We test and validate the cohesive force model for binary particle interactions in the Drafting-Kissing-Tumbling (DKT) configuration. Cohesive sediment grains can remain attached to each other during the tumbling phase following the initial collision, thereby giving rise to the formation of flocs. The DKT simulations demonstrate that cohesive particle pairs settle in a preferred orientation, with particles of very different sizes preferentially aligning themselves in the vertical direction, so that the smaller particle is drafted in the wake of the larger one. This preferred orientation of cohesive particle pairs is found to remain influential for much larger simulations of 1,261 polydisperse particles released from rest. These simulations reproduce several earlier experimental observations by other authors, such as the accelerated settling of sand and silt particles due to particle bonding, the stratification of cohesive sediment deposits, and the consolidation process of the deposit. This final phase also shows the build-up of cohesive and direct contact intergranular stresses. The simulations demonstrate that cohesive forces accelerate the overall settling process primarily because smaller grains attach to larger ones and settle in their wakes. An investigation of the energy budget shows that the work of the collision forces substantially modifies the relevant energy conversion processes.

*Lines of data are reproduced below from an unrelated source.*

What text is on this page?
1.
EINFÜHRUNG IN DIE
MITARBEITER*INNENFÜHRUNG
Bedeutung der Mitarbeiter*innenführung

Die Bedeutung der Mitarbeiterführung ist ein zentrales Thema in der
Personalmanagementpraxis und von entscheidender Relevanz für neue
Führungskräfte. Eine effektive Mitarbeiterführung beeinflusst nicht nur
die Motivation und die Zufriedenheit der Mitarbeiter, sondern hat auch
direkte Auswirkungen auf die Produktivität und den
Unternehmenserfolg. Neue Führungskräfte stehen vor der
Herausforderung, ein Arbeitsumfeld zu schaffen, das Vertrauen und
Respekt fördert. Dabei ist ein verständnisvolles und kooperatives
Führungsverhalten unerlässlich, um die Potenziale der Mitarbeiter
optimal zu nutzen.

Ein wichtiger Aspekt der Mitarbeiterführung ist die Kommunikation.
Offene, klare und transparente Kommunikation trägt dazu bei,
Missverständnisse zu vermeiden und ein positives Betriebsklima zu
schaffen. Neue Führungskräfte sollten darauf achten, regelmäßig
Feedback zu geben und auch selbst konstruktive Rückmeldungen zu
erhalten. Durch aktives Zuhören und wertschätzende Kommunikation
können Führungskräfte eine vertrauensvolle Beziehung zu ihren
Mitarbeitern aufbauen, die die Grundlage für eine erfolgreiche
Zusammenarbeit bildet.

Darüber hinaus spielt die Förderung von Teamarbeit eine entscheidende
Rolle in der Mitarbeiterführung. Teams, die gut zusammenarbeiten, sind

Where:   1200B Kinsey Science Teaching Pavilion

When:     1:00 – 1:50 PM, Tuesday, January 28, 2020

Dr. Eckart Meiburg is a Distinguished Professor and Director of the Center for Interdisciplinary Research in Fluids at UCSB. He is a fellow at ASME and the American Physical Society. Meiburg’s research interests lie in the general area of fluid dynamics and transport phenomena. His group primarily employs the tools of computational fluid dynamics (CFD), in particular highly resolved direct numerical simulations, in order to obtain insight into the physical mechanisms that govern the spatio-temporal evolution of a wide variety of geophysical, porous media and multiphase flow fields. Occasionally, his group extends their analyses to address issues of linear stability as well. Frequently, they collaborate closely with corresponding experimental investigations. Some current interests focus on gravity and turbidity currents, Hele-Shaw displacements, double-diffusive phenomena in particle laden flows, and internal bores.